The final, and often most significant challenge is conducting scenario analysis. This is due to a lack of understanding of the methodologies, and the fact that often little data will have been collected for the purposes of modelling. We cover this topic in more detail, including the steps that an organisation can take to get started on the journey, in our article titled “An introduction to climate risk modelling”
How can climate-related reporting add value to an organisation?
While the challenges of climate-related reporting are significant, the increase in stringency around climate-related reporting requirements should not be seen as merely a burden for public sector organisations. When done properly, climate-related reporting is a driver of organisational value through improved risk mitigation and the ability to harness opportunities.
To report against the TCFD, an organisation must have identified its material climate-related risks and opportunities. This process encourages organisations to consider risks beyond the usual checklist of business risks and the typical risk planning horizons, diversifying risk management practices and enabling better planning for a changing operating environment.
Additionally, organisations that use TCFD disclosures to measure and report on their emissions can realise cost savings by identifying and reducing emission hotspots. For instance, clients have identified that minor behavioural changes, such as switching off lights, can lower both carbon emissions and costs.
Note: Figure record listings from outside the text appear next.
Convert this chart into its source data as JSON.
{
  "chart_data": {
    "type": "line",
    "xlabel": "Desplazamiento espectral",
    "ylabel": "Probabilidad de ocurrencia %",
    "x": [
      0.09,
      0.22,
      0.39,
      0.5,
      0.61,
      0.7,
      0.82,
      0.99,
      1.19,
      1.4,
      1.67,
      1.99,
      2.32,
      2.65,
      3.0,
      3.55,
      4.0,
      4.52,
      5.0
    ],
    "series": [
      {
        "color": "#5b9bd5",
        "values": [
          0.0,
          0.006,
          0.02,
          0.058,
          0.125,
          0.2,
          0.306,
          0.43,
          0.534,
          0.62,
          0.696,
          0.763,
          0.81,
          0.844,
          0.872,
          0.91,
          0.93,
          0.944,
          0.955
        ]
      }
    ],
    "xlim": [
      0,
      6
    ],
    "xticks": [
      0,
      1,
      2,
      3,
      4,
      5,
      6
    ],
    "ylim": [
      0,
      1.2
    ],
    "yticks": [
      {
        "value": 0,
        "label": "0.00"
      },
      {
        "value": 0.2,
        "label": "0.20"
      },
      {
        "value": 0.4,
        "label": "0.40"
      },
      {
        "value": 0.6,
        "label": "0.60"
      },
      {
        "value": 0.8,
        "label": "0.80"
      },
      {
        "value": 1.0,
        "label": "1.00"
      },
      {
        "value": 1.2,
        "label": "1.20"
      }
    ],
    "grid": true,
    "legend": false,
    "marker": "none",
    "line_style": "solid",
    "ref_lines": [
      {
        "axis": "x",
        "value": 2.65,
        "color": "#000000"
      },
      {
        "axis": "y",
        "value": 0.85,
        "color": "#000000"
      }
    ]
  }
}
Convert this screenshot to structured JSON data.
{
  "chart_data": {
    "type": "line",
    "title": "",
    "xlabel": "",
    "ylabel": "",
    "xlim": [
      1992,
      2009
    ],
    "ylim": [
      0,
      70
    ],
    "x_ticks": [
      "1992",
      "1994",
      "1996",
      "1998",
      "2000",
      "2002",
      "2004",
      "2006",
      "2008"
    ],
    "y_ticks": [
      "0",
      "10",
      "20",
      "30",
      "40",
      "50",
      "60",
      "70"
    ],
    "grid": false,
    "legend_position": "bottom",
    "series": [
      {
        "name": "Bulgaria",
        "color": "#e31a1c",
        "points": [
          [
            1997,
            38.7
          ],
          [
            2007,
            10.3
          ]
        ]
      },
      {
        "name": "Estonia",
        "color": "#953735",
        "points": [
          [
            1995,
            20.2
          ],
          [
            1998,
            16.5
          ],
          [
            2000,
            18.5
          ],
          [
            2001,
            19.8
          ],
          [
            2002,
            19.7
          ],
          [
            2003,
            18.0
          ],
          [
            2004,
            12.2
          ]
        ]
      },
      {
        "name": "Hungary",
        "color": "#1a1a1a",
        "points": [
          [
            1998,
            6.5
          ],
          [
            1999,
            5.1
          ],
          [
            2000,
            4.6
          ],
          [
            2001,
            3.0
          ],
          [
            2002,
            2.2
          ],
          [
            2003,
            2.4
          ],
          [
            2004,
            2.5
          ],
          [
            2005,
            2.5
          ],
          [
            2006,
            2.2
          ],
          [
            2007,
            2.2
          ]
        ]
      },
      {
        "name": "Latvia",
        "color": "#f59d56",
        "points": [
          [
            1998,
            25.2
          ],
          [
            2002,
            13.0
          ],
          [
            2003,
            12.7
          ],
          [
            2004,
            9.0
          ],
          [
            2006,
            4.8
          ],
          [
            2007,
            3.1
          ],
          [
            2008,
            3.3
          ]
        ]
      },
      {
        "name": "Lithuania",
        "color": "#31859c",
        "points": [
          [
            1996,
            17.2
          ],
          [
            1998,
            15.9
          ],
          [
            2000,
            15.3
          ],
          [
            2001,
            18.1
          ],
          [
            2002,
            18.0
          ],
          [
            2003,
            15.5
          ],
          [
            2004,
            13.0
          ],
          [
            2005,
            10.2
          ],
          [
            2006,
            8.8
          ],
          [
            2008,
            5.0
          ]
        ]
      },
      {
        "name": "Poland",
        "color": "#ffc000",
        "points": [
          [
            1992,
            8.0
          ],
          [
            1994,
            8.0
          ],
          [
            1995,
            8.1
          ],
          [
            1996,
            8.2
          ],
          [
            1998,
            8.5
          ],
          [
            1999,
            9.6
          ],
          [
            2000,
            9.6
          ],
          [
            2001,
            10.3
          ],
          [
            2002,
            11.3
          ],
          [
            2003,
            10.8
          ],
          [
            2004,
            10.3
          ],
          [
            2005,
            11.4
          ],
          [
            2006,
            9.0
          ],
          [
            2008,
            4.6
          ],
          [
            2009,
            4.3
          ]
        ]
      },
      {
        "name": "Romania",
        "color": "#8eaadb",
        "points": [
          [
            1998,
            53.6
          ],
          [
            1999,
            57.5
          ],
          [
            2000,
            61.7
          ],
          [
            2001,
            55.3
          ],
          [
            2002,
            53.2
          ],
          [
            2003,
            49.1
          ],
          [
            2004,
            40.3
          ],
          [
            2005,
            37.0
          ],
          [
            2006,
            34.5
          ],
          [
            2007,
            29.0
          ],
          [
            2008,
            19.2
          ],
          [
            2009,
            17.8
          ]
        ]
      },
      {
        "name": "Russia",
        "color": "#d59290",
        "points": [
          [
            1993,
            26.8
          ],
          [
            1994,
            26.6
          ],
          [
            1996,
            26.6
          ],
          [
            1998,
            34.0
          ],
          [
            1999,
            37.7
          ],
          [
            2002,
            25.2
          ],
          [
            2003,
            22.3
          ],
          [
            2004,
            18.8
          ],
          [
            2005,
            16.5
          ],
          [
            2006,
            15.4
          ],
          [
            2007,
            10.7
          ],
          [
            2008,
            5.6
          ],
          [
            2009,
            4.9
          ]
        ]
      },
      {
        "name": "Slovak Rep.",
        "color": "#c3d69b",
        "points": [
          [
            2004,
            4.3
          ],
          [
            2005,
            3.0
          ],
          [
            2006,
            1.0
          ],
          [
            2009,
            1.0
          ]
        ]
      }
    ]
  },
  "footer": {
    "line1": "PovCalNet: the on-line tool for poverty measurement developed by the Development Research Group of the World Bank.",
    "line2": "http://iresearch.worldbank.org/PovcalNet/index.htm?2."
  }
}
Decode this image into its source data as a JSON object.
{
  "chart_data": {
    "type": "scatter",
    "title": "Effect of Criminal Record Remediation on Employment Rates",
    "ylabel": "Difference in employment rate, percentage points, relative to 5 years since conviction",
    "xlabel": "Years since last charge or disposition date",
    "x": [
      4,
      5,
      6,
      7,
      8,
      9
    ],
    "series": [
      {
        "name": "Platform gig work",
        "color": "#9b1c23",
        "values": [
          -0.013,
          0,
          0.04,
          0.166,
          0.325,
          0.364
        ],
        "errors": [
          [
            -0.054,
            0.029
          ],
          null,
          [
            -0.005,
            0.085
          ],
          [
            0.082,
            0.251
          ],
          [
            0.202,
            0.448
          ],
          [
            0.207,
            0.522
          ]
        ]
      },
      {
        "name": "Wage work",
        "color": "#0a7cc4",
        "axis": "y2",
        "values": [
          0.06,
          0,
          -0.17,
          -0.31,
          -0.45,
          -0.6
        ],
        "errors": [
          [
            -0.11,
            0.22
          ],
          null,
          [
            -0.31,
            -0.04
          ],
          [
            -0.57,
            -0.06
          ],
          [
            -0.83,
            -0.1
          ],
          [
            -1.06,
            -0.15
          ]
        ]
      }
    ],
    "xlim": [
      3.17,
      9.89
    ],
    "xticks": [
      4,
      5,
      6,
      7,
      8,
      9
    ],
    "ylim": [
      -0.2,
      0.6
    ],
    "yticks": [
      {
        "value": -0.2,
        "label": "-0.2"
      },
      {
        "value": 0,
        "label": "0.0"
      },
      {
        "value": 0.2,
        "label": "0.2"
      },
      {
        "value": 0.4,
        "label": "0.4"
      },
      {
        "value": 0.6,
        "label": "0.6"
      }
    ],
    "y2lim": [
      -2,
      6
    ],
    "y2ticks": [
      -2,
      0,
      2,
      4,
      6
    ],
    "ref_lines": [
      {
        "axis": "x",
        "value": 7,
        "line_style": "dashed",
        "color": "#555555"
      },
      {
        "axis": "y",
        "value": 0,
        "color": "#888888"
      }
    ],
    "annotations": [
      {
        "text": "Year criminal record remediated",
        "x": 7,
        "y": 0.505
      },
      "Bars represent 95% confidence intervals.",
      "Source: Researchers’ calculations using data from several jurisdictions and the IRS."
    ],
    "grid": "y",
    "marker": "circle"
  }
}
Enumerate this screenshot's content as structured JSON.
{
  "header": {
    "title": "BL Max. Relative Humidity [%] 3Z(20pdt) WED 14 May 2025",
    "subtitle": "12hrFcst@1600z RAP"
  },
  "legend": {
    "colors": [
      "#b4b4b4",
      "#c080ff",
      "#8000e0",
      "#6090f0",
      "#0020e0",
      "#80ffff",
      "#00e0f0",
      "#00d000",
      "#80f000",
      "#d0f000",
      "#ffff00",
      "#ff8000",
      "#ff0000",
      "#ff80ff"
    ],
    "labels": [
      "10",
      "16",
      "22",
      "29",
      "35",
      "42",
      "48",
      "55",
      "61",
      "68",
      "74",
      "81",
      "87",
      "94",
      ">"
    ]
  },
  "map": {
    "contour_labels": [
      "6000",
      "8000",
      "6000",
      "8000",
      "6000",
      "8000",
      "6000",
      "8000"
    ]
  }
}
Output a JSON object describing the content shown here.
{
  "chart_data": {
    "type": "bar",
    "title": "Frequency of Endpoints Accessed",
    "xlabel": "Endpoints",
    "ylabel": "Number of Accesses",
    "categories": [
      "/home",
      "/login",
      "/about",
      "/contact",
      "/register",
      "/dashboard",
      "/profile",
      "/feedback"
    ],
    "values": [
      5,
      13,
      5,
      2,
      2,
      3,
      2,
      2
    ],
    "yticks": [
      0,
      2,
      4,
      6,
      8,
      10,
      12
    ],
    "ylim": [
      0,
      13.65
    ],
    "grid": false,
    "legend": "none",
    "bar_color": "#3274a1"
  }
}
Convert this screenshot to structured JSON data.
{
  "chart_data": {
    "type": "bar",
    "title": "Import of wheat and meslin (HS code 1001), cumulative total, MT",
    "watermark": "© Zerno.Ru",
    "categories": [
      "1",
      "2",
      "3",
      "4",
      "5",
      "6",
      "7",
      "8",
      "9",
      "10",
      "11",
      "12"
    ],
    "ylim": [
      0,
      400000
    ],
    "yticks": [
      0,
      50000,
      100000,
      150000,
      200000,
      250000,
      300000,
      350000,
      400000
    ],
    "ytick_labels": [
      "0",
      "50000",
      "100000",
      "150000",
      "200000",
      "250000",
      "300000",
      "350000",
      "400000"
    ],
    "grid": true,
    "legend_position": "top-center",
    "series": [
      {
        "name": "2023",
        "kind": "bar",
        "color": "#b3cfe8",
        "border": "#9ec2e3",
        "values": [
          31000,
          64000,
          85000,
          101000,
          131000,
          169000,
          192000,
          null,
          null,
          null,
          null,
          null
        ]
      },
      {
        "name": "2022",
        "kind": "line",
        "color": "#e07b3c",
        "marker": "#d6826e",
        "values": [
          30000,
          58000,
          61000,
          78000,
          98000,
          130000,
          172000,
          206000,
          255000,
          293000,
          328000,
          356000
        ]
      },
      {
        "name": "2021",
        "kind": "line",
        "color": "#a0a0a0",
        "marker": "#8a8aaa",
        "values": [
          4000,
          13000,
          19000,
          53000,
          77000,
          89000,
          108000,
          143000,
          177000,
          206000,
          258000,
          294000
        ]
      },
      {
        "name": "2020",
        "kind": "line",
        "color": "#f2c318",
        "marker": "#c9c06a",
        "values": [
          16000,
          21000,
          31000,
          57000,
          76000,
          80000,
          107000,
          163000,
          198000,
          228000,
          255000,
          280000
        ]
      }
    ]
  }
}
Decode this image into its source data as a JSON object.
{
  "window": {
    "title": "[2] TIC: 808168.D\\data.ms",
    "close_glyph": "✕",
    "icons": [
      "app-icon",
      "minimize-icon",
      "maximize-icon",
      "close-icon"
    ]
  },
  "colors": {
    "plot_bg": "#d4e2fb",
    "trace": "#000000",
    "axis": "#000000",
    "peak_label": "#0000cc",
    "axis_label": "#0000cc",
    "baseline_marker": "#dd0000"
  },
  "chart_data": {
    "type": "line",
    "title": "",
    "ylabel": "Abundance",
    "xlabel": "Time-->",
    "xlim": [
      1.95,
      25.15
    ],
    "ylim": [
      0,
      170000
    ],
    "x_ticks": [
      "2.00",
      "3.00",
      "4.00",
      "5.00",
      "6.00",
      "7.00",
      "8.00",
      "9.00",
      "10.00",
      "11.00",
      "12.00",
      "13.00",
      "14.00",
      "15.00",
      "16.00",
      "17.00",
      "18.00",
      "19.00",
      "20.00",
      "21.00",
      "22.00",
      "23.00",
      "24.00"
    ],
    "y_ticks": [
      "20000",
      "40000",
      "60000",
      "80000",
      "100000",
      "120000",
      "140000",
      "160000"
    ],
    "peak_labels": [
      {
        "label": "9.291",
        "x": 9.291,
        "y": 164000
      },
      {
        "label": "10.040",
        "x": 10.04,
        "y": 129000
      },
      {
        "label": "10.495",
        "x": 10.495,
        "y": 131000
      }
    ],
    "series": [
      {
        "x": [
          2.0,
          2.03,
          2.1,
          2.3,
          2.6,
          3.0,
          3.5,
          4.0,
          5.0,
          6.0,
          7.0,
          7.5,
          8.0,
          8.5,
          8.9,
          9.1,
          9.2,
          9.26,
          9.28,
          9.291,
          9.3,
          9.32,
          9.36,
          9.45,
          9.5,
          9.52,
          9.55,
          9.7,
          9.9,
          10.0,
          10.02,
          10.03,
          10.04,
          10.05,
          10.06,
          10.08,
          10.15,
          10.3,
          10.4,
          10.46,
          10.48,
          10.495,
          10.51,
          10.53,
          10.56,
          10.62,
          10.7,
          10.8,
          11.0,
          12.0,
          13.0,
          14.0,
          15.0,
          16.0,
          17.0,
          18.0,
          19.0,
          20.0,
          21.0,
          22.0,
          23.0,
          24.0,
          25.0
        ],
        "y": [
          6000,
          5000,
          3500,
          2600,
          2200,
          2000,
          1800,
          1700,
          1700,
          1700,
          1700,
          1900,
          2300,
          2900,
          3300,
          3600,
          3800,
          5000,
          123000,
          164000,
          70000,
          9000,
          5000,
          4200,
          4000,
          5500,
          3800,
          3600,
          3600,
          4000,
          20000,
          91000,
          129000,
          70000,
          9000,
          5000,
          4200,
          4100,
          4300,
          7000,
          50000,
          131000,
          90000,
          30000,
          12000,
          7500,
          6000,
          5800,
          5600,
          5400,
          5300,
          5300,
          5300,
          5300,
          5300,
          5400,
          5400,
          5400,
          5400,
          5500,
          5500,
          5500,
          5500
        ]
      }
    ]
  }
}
Finally, TCFD disclosures drive transparency, which helps organisations to build credibility with their stakeholders. In an environment in which greenwashing proliferates, gaining the trust of stakeholders through clear reporting is valuable.
What are the key steps an organisation should take to get started on the journey?
Identify your current position
Unite stakeholders across your organisation to conduct a gap analysis of where you are against the TCFD recommendations. Clearly signpost in your reporting where you are compliant, and where you are still working towards compliance, including when you expect to be compliant.
Think about your ‘easy wins’
When it comes to your areas of non-compliance, consider where important changes can easily be made. For instance, if your board does not have the required expertise to oversee and manage climate-related risk, consider providing targeted training.
Assign responsibility and set tone from the top
Consider which individual or committee at a board level is best placed to provide effective oversight of climate-related risk. Ensure that it is embedded into the Terms of Reference of the relevant committee. Consider the reporting lines between the individual/committee and senior management, and whether updates are frequent enough.
Set long-term objectives
Develop a clear plan for compliance and own it in your disclosures. Outline the steps you are taking to address areas of non-compliance, and set realistic timeframes for completion.
To sum up, climate-related risk reporting is a valuable exercise for future-proofing public sector organisations in the face of a changing operating environment and ensuring that your risk management processes are resilient despite future uncertainty. Take the time to properly understand your climate-related risk exposures, integrate these into your risk management, and construct a meaningful report for your stakeholders, and the process will benefit your organisation.